Вообще, охотница она была не самая знаменитая. Был у неё период, когда она тащила из огорода всякую ползучую живность и выкладывала на коврике у камина: то мокрых розовых червей рядком, то молочно-коричневых слизняков кучкой, а однажды добыла двух особенных, огромных чёрных слизней, с горбом на спине, в крошечных леопардовых пятнышках. Уильям всегда выносил всех пленников обратно, заботливо усаживал внизу среди стеблей настурций, а маленьких — почему-то — на листья подсолнухов. «Вот, — приговаривал он, — холосая земля и листики, да?» А кошка тем же вечером приносила новых склизких жителей сада, возможно, тех же самых…
Воробей обмяк в мягком белом кошачьем ротике, повис безвольно, но вдруг забился что есть силы.
— Ой, бедняжка, ой, не могу! — запричитала Клеменс Фаррар.
— Мама, птичка, птичка! — закричал Уильям. — Возьми у кошки!

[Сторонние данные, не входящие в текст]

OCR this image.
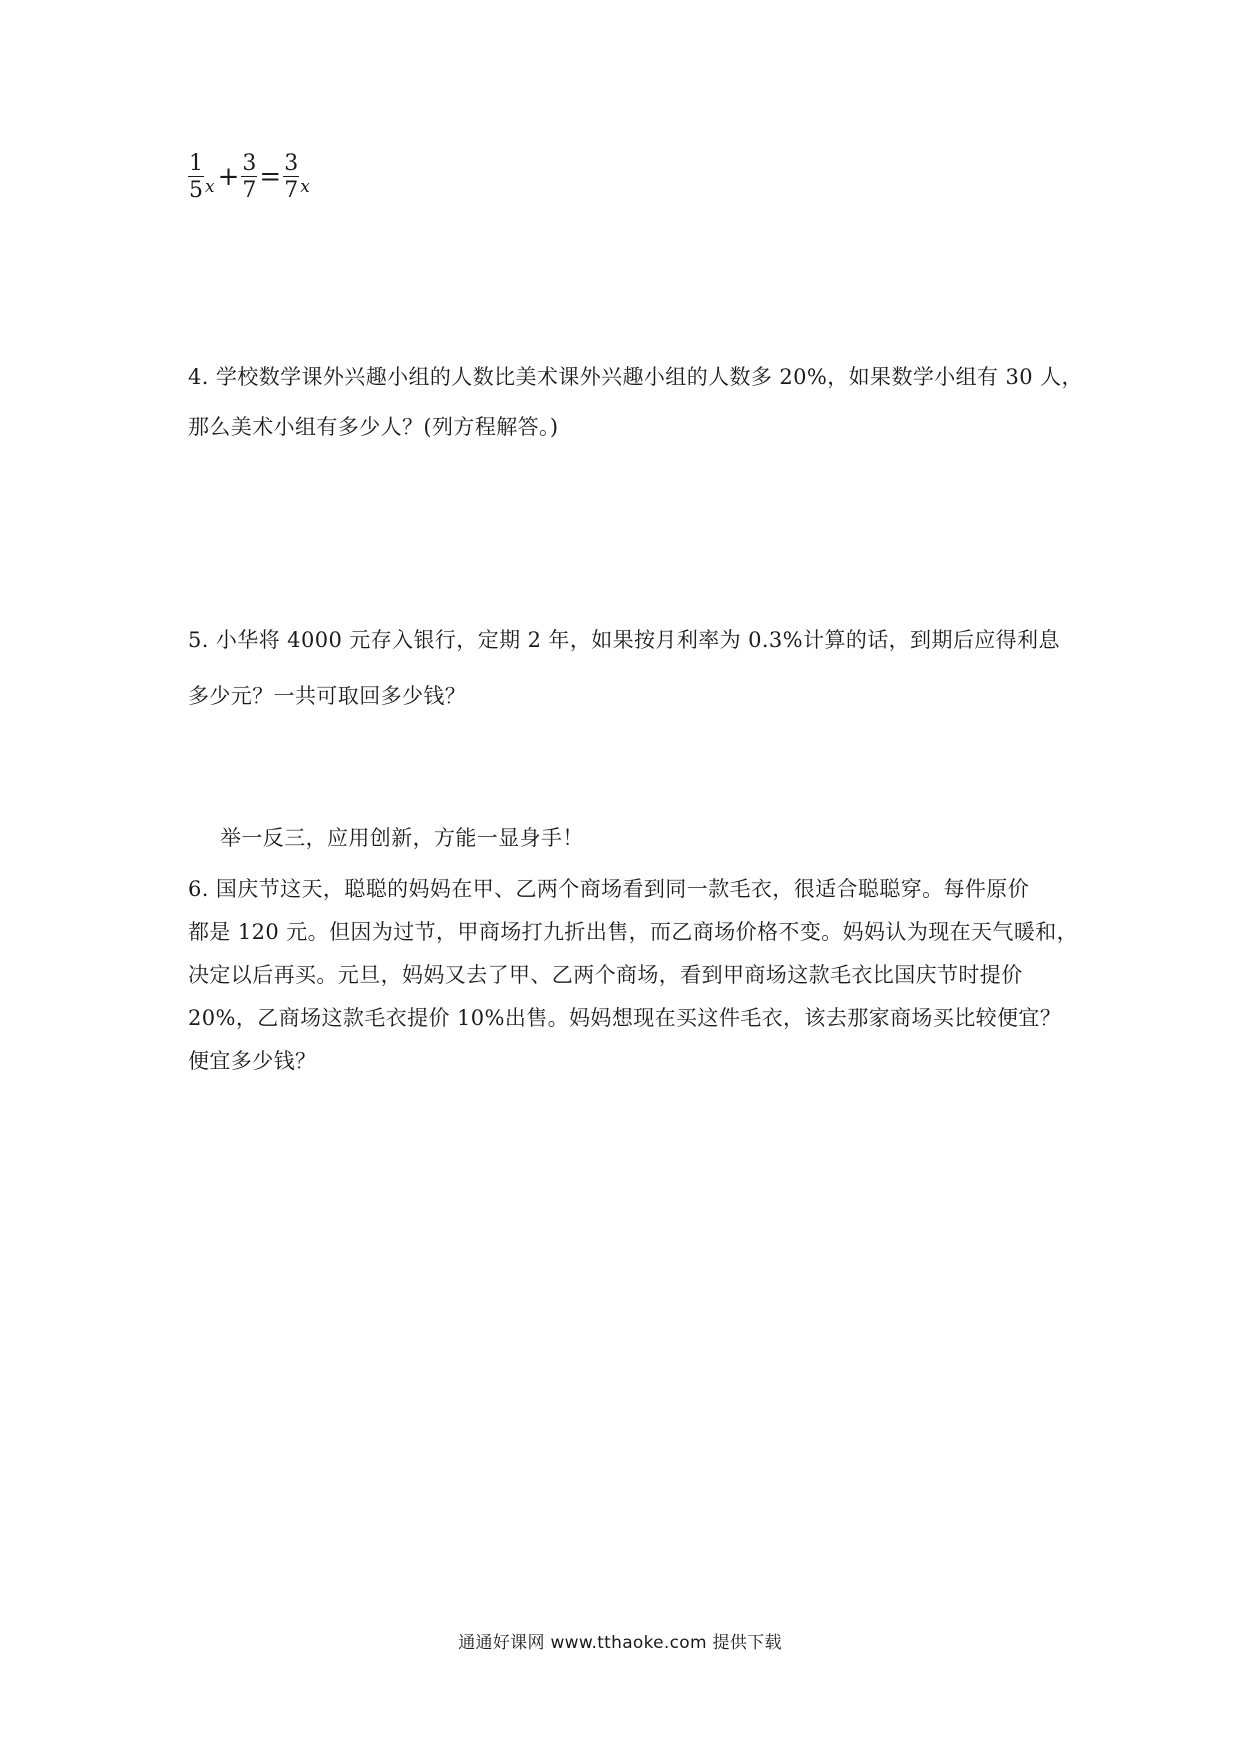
$\frac{1}{5}$ $x + \frac{3}{7} = \frac{3}{7}$ x
4. 学校数学课外兴趣小组的人数比美术课外兴趣小组的人数多 20%，如果数学小组有 30 人，
那么美术小组有多少人？(列方程解答。)
5. 小华将 4000 元存入银行，定期 2 年，如果按月利率为 0.3%计算的话，到期后应得利息
多少元？一共可取回多少钱？
举一反三，应用创新，方能一显身手！
6. 国庆节这天，聪聪的妈妈在甲、乙两个商场看到同一款毛衣，很适合聪聪穿。每件原价
都是 120 元。但因为过节，甲商场打九折出售，而乙商场价格不变。妈妈认为现在天气暖和，
决定以后再买。元旦，妈妈又去了甲、乙两个商场，看到甲商场这款毛衣比国庆节时提价
20%，乙商场这款毛衣提价 10%出售。妈妈想现在买这件毛衣，该去那家商场买比较便宜？
便宜多少钱？
通通好课网 www.tthaoke.com 提供下载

Стефани грозно надвинулась на кошку, кошка — иззелена-бледное пятно на ковре — с чрезвычайным мастерством уклонилась и, не расставаясь с добычей, шмыгнула под любимое кресло миссис Ортон. Стефани сунула туда руку, стала хватать кошку за что придётся — за заднюю лапу, за мечущийся хвост. Кошка, не оставаясь в долгу, поцарапала ей запястье; из-под кресла раздавалось низкое ворчание и птичий писк.
— Да пусти же, — говорила Стефани, сотрясая кресло.
— Пусти! — тщетно приказывал кошке Уильям, всё ещё в шёлковой мантии.
Кошка и воробей вдруг возникли из-под дальнего угла кресла по отдельности; воробей яростно бил крыльями почти у самого пола.
— Пошла вон! — сказала Стефани, замахиваясь на кошку руками и ногами. — Уходи, уходи, убирайся!
— Плохая кошка! — крикнул Уильям, тоже подступая к кошке.